Each afternoon we'd gather in our 3rd Street office for some motivational presentation before hitting the residential streets of Los Angeles County to knock on doors and ask for signatures on petitions (mostly promoting solar energy and environmental protection) as well as collect donations to support our work.

Asking for those $10 and $25 checks was the hardest thing I'd ever done. Nobody could have ever guessed at that time that fundraising would become a large part of my professional career. Confession: I was not the best at getting those checks, although I did get many signatures.

There was, of course, a downside to working for a figure such as Tom Hayden. As much as he may have been lionized in certain west-side, ultra-liberal enclaves, he was quite reviled and hated elsewhere, especially in areas where there were many veterans of the Vietnam war. I was physically threatened on several occasions, including once by gentleman who kept a saw by his front door and chased me off his property waving the saw violently after me.

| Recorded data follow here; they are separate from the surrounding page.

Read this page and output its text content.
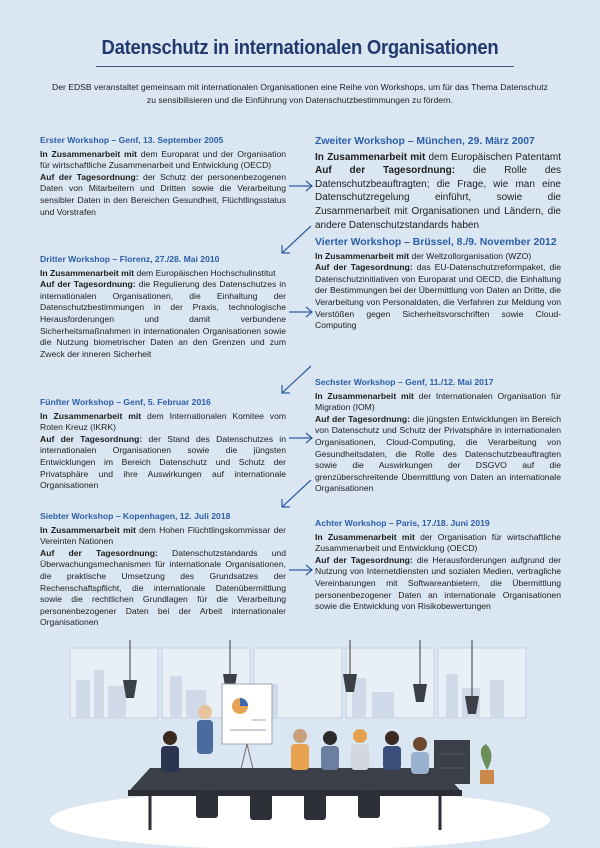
Datenschutz in internationalen Organisationen
Der EDSB veranstaltet gemeinsam mit internationalen Organisationen eine Reihe von Workshops, um für das Thema Datenschutz zu sensibilisieren und die Einführung von Datenschutzbestimmungen zu fördern.
Erster Workshop – Genf, 13. September 2005

In Zusammenarbeit mit dem Europarat und der Organisation für wirtschaftliche Zusammenarbeit und Entwicklung (OECD)

Auf der Tagesordnung: der Schutz der personenbezogenen Daten von Mitarbeitern und Dritten sowie die Verarbeitung sensibler Daten in den Bereichen Gesundheit, Flüchtlingsstatus und Vorstrafen

Zweiter Workshop – München, 29. März 2007

In Zusammenarbeit mit dem Europäischen Patentamt Auf der Tagesordnung: die Rolle des Datenschutzbeauftragten; die Frage, wie man eine Datenschutzregelung einführt, sowie die Zusammenarbeit mit Organisationen und Ländern, die andere Datenschutzstandards haben

Dritter Workshop – Florenz, 27./28. Mai 2010

In Zusammenarbeit mit dem Europäischen Hochschulinstitut

Auf der Tagesordnung: die Regulierung des Datenschutzes in internationalen Organisationen, die Einhaltung der Datenschutzbestimmungen in der Praxis, technologische Herausforderungen und damit verbundene Sicherheitsmaßnahmen in internationalen Organisationen sowie die Nutzung biometrischer Daten an den Grenzen und zum Zweck der inneren Sicherheit

Vierter Workshop – Brüssel, 8./9. November 2012

In Zusammenarbeit mit der Weltzollorganisation (WZO)

Auf der Tagesordnung: das EU-Datenschutzreformpaket, die Datenschutzinitiativen von Europarat und OECD, die Einhaltung der Bestimmungen bei der Übermittlung von Daten an Dritte, die Verarbeitung von Personaldaten, die Verfahren zur Meldung von Verstößen gegen Sicherheitsvorschriften sowie Cloud-Computing

Fünfter Workshop – Genf, 5. Februar 2016

In Zusammenarbeit mit dem Internationalen Komitee vom Roten Kreuz (IKRK)

Auf der Tagesordnung: der Stand des Datenschutzes in internationalen Organisationen sowie die jüngsten Entwicklungen im Bereich Datenschutz und Schutz der Privatsphäre und ihre Auswirkungen auf internationale Organisationen

Sechster Workshop – Genf, 11./12. Mai 2017

In Zusammenarbeit mit der Internationalen Organisation für Migration (IOM)

Auf der Tagesordnung: die jüngsten Entwicklungen im Bereich von Datenschutz und Schutz der Privatsphäre in internationalen Organisationen, Cloud-Computing, die Verarbeitung von Gesundheitsdaten, die Rolle des Datenschutzbeauftragten sowie die Auswirkungen der DSGVO auf die grenzüberschreitende Übermittlung von Daten an internationale Organisationen

Siebter Workshop – Kopenhagen, 12. Juli 2018

In Zusammenarbeit mit dem Hohen Flüchtlingskommissar der Vereinten Nationen

Auf der Tagesordnung: Datenschutzstandards und Überwachungsmechanismen für internationale Organisationen, die praktische Umsetzung des Grundsatzes der Rechenschaftspflicht, die internationale Datenübermittlung sowie die rechtlichen Grundlagen für die Verarbeitung personenbezogener Daten bei der Arbeit internationaler Organisationen

Achter Workshop – Paris, 17./18. Juni 2019

In Zusammenarbeit mit der Organisation für wirtschaftliche Zusammenarbeit und Entwicklung (OECD)

Auf der Tagesordnung: die Herausforderungen aufgrund der Nutzung von Internetdiensten und sozialen Medien, vertragliche Vereinbarungen mit Softwareanbietern, die Übermittlung personenbezogener Daten an internationale Organisationen sowie die Entwicklung von Risikobewertungen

But there were many wonderful people too, who would invite you in for a glass of lemonade on a hot LA evening. We'd make note of these "safe houses" to know where to run when the guys with weapons got out of control. I didn't last long as a canvasser, but I did eventually get better at asking for money...

How about you? What was your first experience raising money for a cause or working for a nonprofit?

2 comments:

  1. Growing up in Iowa in the middle of the last century, I learned at an early age that privacy was important and no one ever—ever! talked about money. Thrift and charity were instilled into me via grandmothers, both of whom were widowed at a young age with young children to raise. One kept a boarding house while working as a clerk in an abstract office. The other was a school teacher who, with my young father, boarded with families in the small towns where she taught in one-room schools. Both tithed. With the pittance they earned, as soon as they were paid each set aside ten percent in cash in an envelope for others less fortunate than they were. I lived in a house with both of them during my early WWII years.

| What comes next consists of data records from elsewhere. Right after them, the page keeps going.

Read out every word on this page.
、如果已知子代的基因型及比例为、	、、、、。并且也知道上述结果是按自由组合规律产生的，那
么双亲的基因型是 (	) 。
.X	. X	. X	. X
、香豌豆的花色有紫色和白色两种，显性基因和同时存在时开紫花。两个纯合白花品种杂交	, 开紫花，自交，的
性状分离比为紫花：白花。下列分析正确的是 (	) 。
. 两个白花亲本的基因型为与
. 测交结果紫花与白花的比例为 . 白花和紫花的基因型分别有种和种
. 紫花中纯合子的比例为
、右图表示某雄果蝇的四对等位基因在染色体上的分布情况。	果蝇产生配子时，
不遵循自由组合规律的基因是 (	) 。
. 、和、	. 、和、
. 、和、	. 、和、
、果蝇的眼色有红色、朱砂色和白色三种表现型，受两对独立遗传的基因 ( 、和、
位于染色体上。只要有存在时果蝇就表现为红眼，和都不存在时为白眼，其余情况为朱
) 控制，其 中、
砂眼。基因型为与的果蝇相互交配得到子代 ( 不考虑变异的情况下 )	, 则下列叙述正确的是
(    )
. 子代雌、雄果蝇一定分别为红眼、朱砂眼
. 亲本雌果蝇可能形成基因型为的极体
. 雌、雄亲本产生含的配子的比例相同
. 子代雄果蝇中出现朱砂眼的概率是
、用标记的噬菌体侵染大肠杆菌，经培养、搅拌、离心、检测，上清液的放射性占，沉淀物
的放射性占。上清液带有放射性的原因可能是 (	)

    This was in a pre-nonprofit era so one donated to a church and the other to missions which provided for the poor. Once, when I was very young, my parents felt that one of them needed a new hat. They gave her money for one. She went to a mission service in a part of town that served the poor black community, where she gave this money to those she felt were less fortunate. I went with her to a part of town that most people never saw—I was about 5 years old

    Fast forward to 1990. When I started working for a nonprofit, I did not know I would need to raise money. I had never really thought about it. I had sporadically made donations but had never really considered how crucial these contributions were to making good things happen. I had never, never asked anyone for money (or for much of anything else). But I did know I felt good when I helped others.

    The next decade transformed me. I cannot think of any particular defining event, but I actively sought advice and guidance in how to get over my fear of asking for money to sustain an organization that I passionately believed in. Perhaps the most powerful moment came when a particularly supportive and generous board member, who had been raised in the same mold I had, got over her fear of asking others for help. Her husband, a successful business man, was a major fund raiser for a local university. She had taught elementary school for decades and had never asked any one for money. She talked to her husband about this. He asked, “Do you believe in this organization? Do you feel good when you support it?" He then said, "You are not asking for money for yourself; you are asking someone if they can help continue the work.” It was a revelation to her. She became a major fund raiser presenting to others the work we were doing and the reasons for supporting it. It was a revelation to her. She became a major fund raiser presenting to others the work we were doing and the reasons for supporting it.

    The values I learned in Iowa remain. But for both better and worse, I don't think I am in Iowa anymore.